Des virus ubiquitaires dans les milieux naturels

Pour mieux définir la composition de la communauté virale d’un échantillon, les génomes (ou fragments de génomes) qui ont été obtenus seront comparés aux génomes de virus connus et référencés dans les bases de données comme la base RefSeq du National Center for Biotechnology Information (NCBI). Certains groupes de virus sont souvent dominants quel que soit le type d’écosystème examiné ( Figure 2 ) [8-15]. En effet, la majorité des séquences générées sont similaires à des génomes de virus qui infectent des bactéries comme les Caudoviricetes (virus à queue à ADNdb) et les Microviridae (petits virus icosaédriques à ADNsb). Viennent ensuite des virus qui infectent les cellules eucaryotes, comme les Cressdnaviricota (petits virus icosaédriques à ADNsb contenant un gène conservé initiant leur réplication, comme les Circo-, Nano-, ou Geminiviridae), et les Phycodnaviridae (grands virus nucléocytoplasmiques).

thumbnail Figure 2.

Abondance des groupes viraux fréquemment retrouvés dans différents écosystèmes. Abondance relative des quatre groupes viraux les plus fréquemment retrouvés dans les communautés virales présentes dans différents types d’écosystèmes : les fèces (représentatifs du tube digestif) de mammifères, comme le panda [8] ou le chien [9] ; le rumen de vache [10] ; les sols [11] ; l’eau douce de lacs [12] ou de rivières [13] ; les océans [14] ; ou des environnements considérés comme extrêmes avec, par exemple, les sédiments, les milieux hypersalins ou encore les sources hydrothermales [15].

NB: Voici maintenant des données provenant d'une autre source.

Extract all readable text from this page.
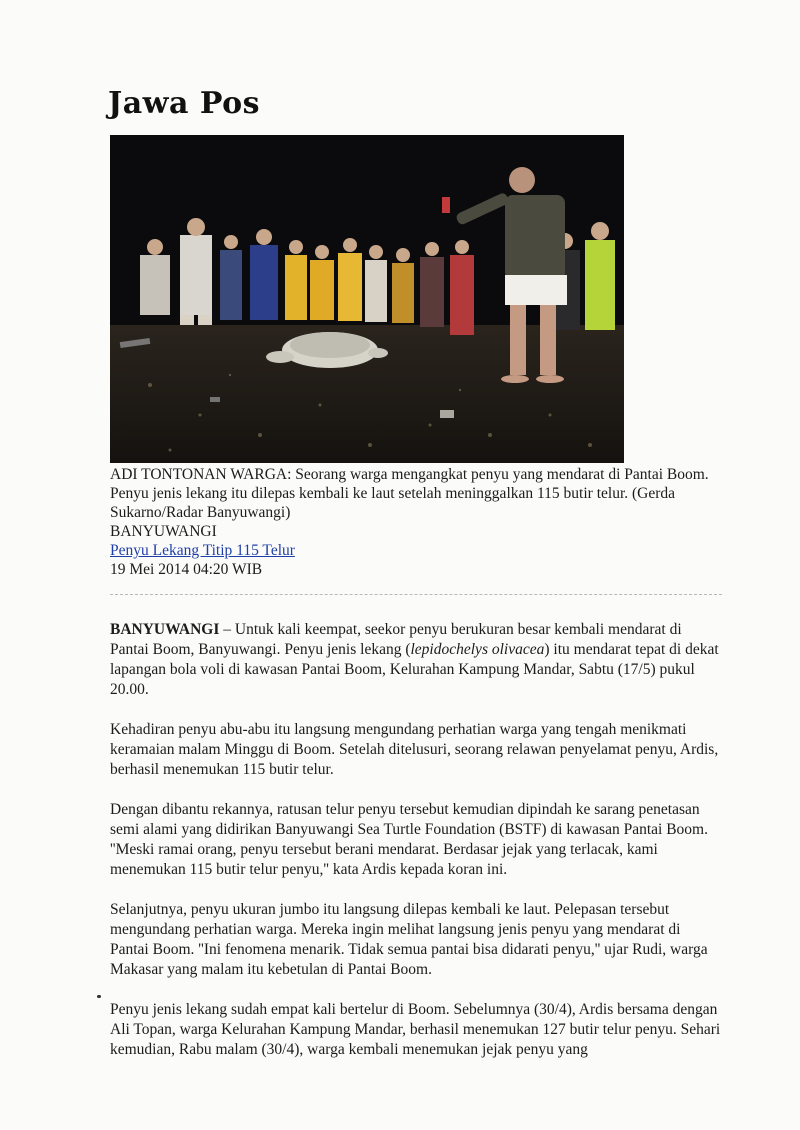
Jawa Pos
ADI TONTONAN WARGA: Seorang warga mengangkat penyu yang mendarat di Pantai Boom. Penyu jenis lekang itu dilepas kembali ke laut setelah meninggalkan 115 butir telur. (Gerda Sukarno/Radar Banyuwangi)
BANYUWANGI
Penyu Lekang Titip 115 Telur
19 Mei 2014 04:20 WIB

BANYUWANGI – Untuk kali keempat, seekor penyu berukuran besar kembali mendarat di Pantai Boom, Banyuwangi. Penyu jenis lekang (lepidochelys olivacea) itu mendarat tepat di dekat lapangan bola voli di kawasan Pantai Boom, Kelurahan Kampung Mandar, Sabtu (17/5) pukul 20.00.

Kehadiran penyu abu-abu itu langsung mengundang perhatian warga yang tengah menikmati keramaian malam Minggu di Boom. Setelah ditelusuri, seorang relawan penyelamat penyu, Ardis, berhasil menemukan 115 butir telur.

Dengan dibantu rekannya, ratusan telur penyu tersebut kemudian dipindah ke sarang penetasan semi alami yang didirikan Banyuwangi Sea Turtle Foundation (BSTF) di kawasan Pantai Boom. ''Meski ramai orang, penyu tersebut berani mendarat. Berdasar jejak yang terlacak, kami menemukan 115 butir telur penyu,'' kata Ardis kepada koran ini.

Selanjutnya, penyu ukuran jumbo itu langsung dilepas kembali ke laut. Pelepasan tersebut mengundang perhatian warga. Mereka ingin melihat langsung jenis penyu yang mendarat di Pantai Boom. ''Ini fenomena menarik. Tidak semua pantai bisa didarati penyu,'' ujar Rudi, warga Makasar yang malam itu kebetulan di Pantai Boom.

Penyu jenis lekang sudah empat kali bertelur di Boom. Sebelumnya (30/4), Ardis bersama dengan Ali Topan, warga Kelurahan Kampung Mandar, berhasil menemukan 127 butir telur penyu. Sehari kemudian, Rabu malam (30/4), warga kembali menemukan jejak penyu yang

Le fait de retrouver principalement des bactériophages (ou phages) dans les échantillons de milieux naturels n’est pas si surprenant : les bactéries peuplent en effet tous les écosystèmes et leur nombre est estimé à 1030 sur la Terre. Parmi ces phages, il est aussi logique de retrouver principalement des phages à queue, puisque ces derniers représentent la majorité des phages cultivés et qu’ils sont les plus fréquemment observés en microscopie. La présence ubiquitaire des phages de la famille des Microviridae et des Cressdnaviricota est moins attendue. Leur abondance, très importante dans de nombreux viromes examinés, reste ainsi un sujet de débat. En effet, l’ADN viral est amplifié avant séquençage, souvent réalisé par MDA, une méthode qui repose sur l’utilisation d’une enzyme qui amplifie préférentiellement les petits génomes circulaires à ADN simple brin, comme ceux des Microviridae ou des Cressdnaviricota. Les virus d’eucaryotes (Cressdnaviricota et Phycodnaviridae) qui sont observés, sont capables d’infecter une grande variété de cellules eucaryotes, mais ceux qui sont trouvés de manière abondante sous forme de virions dans ces écosystèmes infectent probablement des microbes, c’est-à-dire de petits eucaryotes unicellulaires, comme les diatomées, principaux membres du phytoplancton des milieux aquatiques. Comme nous l’avons vu, les grands virus à ADN nucléocytoplasmiques (NCLDV ou Nucleocytoviricota) sont trop grands pour être trouvés dans les viromes, mais une fouille de milliers de microbiomes a révélé leur présence récurrente [16].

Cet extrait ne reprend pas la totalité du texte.